A short story: make of it what you will.

I was recently in Sanok, Poland, where they have the country’s largest skansen, an open-air museum of past lifestyles and architecture, like Plymouth Plantation or Colonial Williamsburg in the US… except that their romantic past is the turn of the twentieth century, when my grandparents were leaving this region for Vienna and New York.

The    skansen reflects the multi-cultural nature of rural Galicia in 1900, with sections showing the lifestyles of the Eastern Orthodox Boyks and Lemks, the Catholic (now often called “ethnic”) Poles… and a large wooden synagogue and two “Jewish” houses on the main square.

Unlike Plymouth or Williamsburg, these buildings are not staffed by people in period costume or demonstrating period crafts.
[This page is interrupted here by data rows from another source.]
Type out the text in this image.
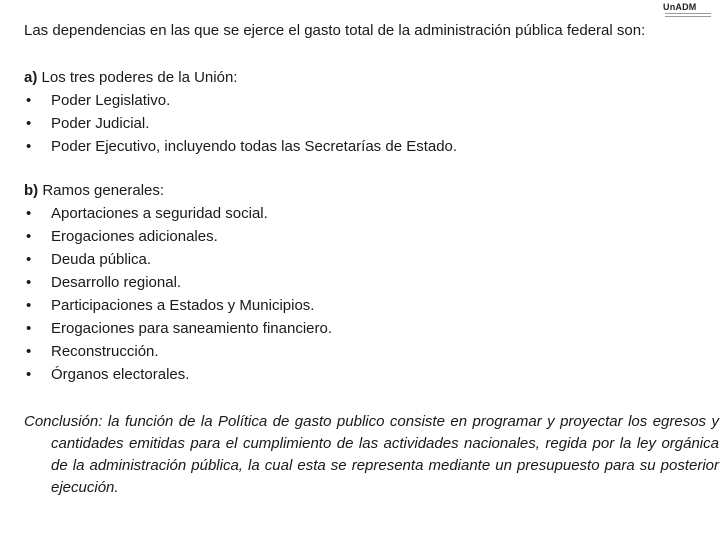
UnADM
Las dependencias en las que se ejerce el gasto total de la administración pública federal son:
a) Los tres poderes de la Unión:
• Poder Legislativo.
• Poder Judicial.
• Poder Ejecutivo, incluyendo todas las Secretarías de Estado.
b) Ramos generales:
• Aportaciones a seguridad social.
• Erogaciones adicionales.
• Deuda pública.
• Desarrollo regional.
• Participaciones a Estados y Municipios.
• Erogaciones para saneamiento financiero.
• Reconstrucción.
• Órganos electorales.
Conclusión: la función de la Política de gasto publico consiste en programar y proyectar los egresos y cantidades emitidas para el cumplimiento de las actividades nacionales, regida por la ley orgánica de la administración pública, la cual esta se representa mediante un presupuesto para su posterior ejecución.
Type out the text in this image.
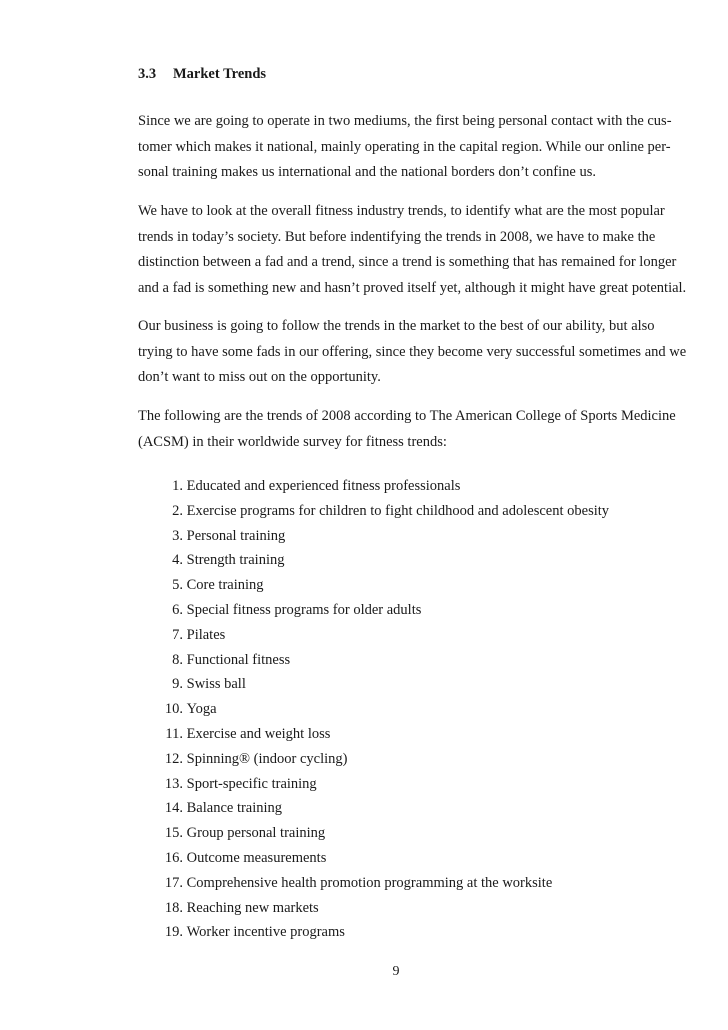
3.3 Market Trends

Since we are going to operate in two mediums, the first being personal contact with the cus-
tomer which makes it national, mainly operating in the capital region. While our online per-
sonal training makes us international and the national borders don’t confine us.

We have to look at the overall fitness industry trends, to identify what are the most popular
trends in today’s society. But before indentifying the trends in 2008, we have to make the
distinction between a fad and a trend, since a trend is something that has remained for longer
and a fad is something new and hasn’t proved itself yet, although it might have great potential.

Our business is going to follow the trends in the market to the best of our ability, but also
trying to have some fads in our offering, since they become very successful sometimes and we
don’t want to miss out on the opportunity.

The following are the trends of 2008 according to The American College of Sports Medicine
(ACSM) in their worldwide survey for fitness trends:

1. Educated and experienced fitness professionals
2. Exercise programs for children to fight childhood and adolescent obesity
3. Personal training
4. Strength training
5. Core training
6. Special fitness programs for older adults
7. Pilates
8. Functional fitness
9. Swiss ball
10. Yoga
11. Exercise and weight loss
12. Spinning® (indoor cycling)
13. Sport-specific training
14. Balance training
15. Group personal training
16. Outcome measurements
17. Comprehensive health promotion programming at the worksite
18. Reaching new markets
19. Worker incentive programs
9
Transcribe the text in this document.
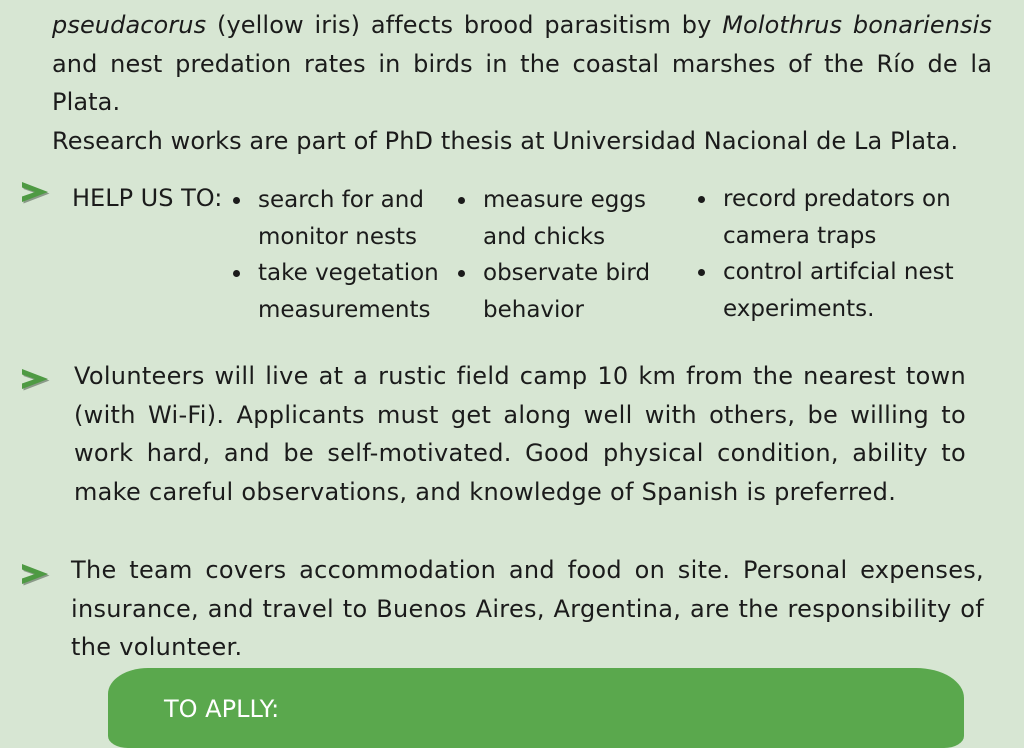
pseudacorus (yellow iris) affects brood parasitism by Molothrus bonariensis
and nest predation rates in birds in the coastal marshes of the Río de la Plata.
Research works are part of PhD thesis at Universidad Nacional de La Plata.

HELP US TO:	search for and monitor nests
take vegetation measurements
measure eggs and chicks
observate bird behavior
record predators on camera traps
control artifcial nest experiments.

Volunteers will live at a rustic field camp 10 km from the nearest town (with Wi-Fi). Applicants must get along well with others, be willing to work hard, and be self-motivated. Good physical condition, ability to make careful observations, and knowledge of Spanish is preferred.

The team covers accommodation and food on site. Personal expenses, insurance, and travel to Buenos Aires, Argentina, are the responsibility of the volunteer.

TO APLLY:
At least on the day I visited, the guides were dressed normally in modern dress, with one exception…

The guide for the Jewish house had a long beard, wore a long black coat and hat, and had a character name-tag: Aaron.

He spoke some English, and enthusiastically showed us around: the bedroom, for example, where he pointed out the curling iron for shaping the men’s peyos and the peculiarity of the marital bed, which could be separated when the Jewish woman had her period or had given birth, hence was “unclean,” and pushed together again after she had bathed in the mikveh. He showed us the special dishes for meat and dairy, and the sabbath dishes. All very strange and exotic…

He was funny and charming, with a gleam in his eye and a spring in his step. And, finally, as we were leaving, I had to ask: “So, are you Jewish?”

He grinned, pointed at his watch, and said: “Till six o’clock!”